Ambos hubieran seguido seguramente vacilando todavía por algún tiempo de no haber llegado una carta del capitán, contestación a la última de Eduard. Se había decidido a aceptar uno de los puestos que le ofrecían, aunque no era nada apropiado para él. Debía compartir el aburrimiento de unas gentes nobles y ricas, que ponían en él la confianza de que sabría entretenerles.

Eduard se hizo cargo de todo el asunto muy claramente, y lo describió con tajante exactitud.

—¿Nos gustaría saber que nuestro amigo está en tal situación? —exclamó—. ¡Tú no puedes ser tan cruel, Charlotte!

—Ese hombre extraño, nuestro Mittler —respondió Charlotte—, tenía razón, después de todo. Todas estas iniciativas son jugadas de azar. Nadie prevé lo que puede resultar de ellas. Semejantes relaciones nuevas pueden ser fecundas en suerte y en desgracia, sin que podamos atribuirnos especialmente mérito o culpa por ello. Ya no me siento con fuerzas suficientes para seguir oponiéndote resistencia. Hagamos la prueba. Lo único que te pido es que se prevea de duración breve. Permíteme que me aplique por él más activamente que hasta ahora, utilizando y moviendo mi influencia y mis relaciones para procurarle un puesto que pueda darle alguna satisfacción a su manera.

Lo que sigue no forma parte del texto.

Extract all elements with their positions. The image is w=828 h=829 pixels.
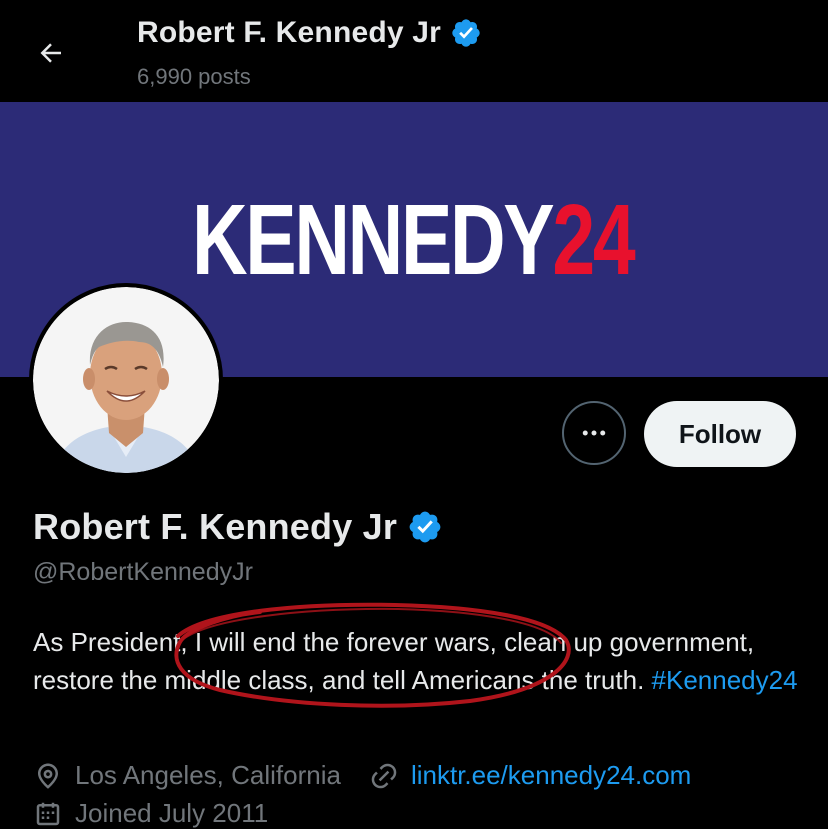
more-horizontal-icon — [582, 430, 606, 436]
posts-count: 6,990 posts — [137, 64, 251, 89]
location: Los Angeles, California — [33, 760, 341, 791]
joined-text: Joined July 2011 — [75, 798, 269, 828]
bio-text: As President, I will end the forever war… — [33, 627, 755, 695]
location-text: Los Angeles, California — [75, 760, 341, 790]
profile-photo — [33, 287, 219, 473]
header-title-row: Robert F. Kennedy Jr — [137, 16, 482, 50]
display-name-row: Robert F. Kennedy Jr — [33, 506, 443, 548]
follow-button[interactable]: Follow — [644, 401, 796, 467]
header-title: Robert F. Kennedy Jr — [137, 16, 442, 49]
top-bar: Robert F. Kennedy Jr 6,990 posts — [0, 0, 828, 102]
avatar[interactable] — [29, 283, 223, 477]
user-handle: @RobertKennedyJr — [33, 558, 253, 586]
verified-badge-icon — [452, 19, 480, 47]
calendar-icon — [36, 802, 60, 825]
profile-meta-row: Los Angeles, California linktr.ee/kenned… — [33, 760, 691, 791]
back-button[interactable] — [28, 30, 74, 76]
banner-text-main: KENNEDY — [192, 184, 555, 296]
banner-logo-text: KENNEDY24 — [192, 180, 636, 300]
website-link[interactable]: linktr.ee/kennedy24.com — [411, 760, 691, 791]
arrow-left-icon — [40, 43, 61, 63]
verified-badge-icon[interactable] — [407, 509, 443, 545]
banner-text-accent: 24 — [552, 184, 635, 296]
more-options-button[interactable] — [562, 401, 626, 465]
link-icon — [371, 763, 397, 788]
location-pin-icon — [38, 763, 58, 789]
website: linktr.ee/kennedy24.com — [369, 760, 691, 791]
joined-row: Joined July 2011 — [33, 798, 268, 829]
bio-hashtag-link[interactable]: #Kennedy24 — [652, 665, 798, 695]
profile-bio: As President, I will end the forever war… — [33, 623, 803, 699]
display-name: Robert F. Kennedy Jr — [33, 506, 398, 547]
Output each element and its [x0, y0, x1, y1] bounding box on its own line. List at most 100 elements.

Eduard expresó del modo más amable a su mujer su vivo agradecimiento. Se apresuró a hacer sus propuestas al amigo por escrito, con ánimo libre y alegre. Charlotte hubo de añadir la aprobación, por su propia mano, en una postdata, uniendo sus amistosos ruegos a los de Eduard. Escribió con pluma ligera, complacida y cortés, pero con una especie de prisa que por lo demás no era habitual en ella; y, lo que no le solía ocurrir fácilmente, manchó el papel al final con un borrón, que la irritó, y que solo se hizo más grande cuando quiso borrarlo.

Eduard bromeó sobre ello y, como todavía quedaba sitio, añadió una segunda postdata: su amigo debía ver por esas señales la impaciencia con que le aguardaban, y, según la prisa con que se había escrito la carta, debía regularse la prontitud de su viaje.

Cuando se fue el mensajero, Eduard creyó no poder expresar su gratitud de modo más conveniente que insistiendo una vez y otra en que Charlotte debía sacar enseguida a Ottilie del internado.

Ella pidió un aplazamiento, y esa noche supo excitar en Eduard el deseo de entretenerse con música. Charlotte tocaba muy bien el piano; Eduard no tan bien la flauta, pues, aunque de vez en cuando se tomaba mucho trabajo, no le había sido otorgada la paciencia, la constancia que hace falta para perfeccionar semejante habilidad. Por eso llevó su partitura de modo muy desigual, en algunos pasajes bien, pero quizá muy deprisa; en otros, en cambio, se detenía porque no le salían con rapidez, de modo que para cualquier otra persona hubiera sido difícil hacer un dúo con él.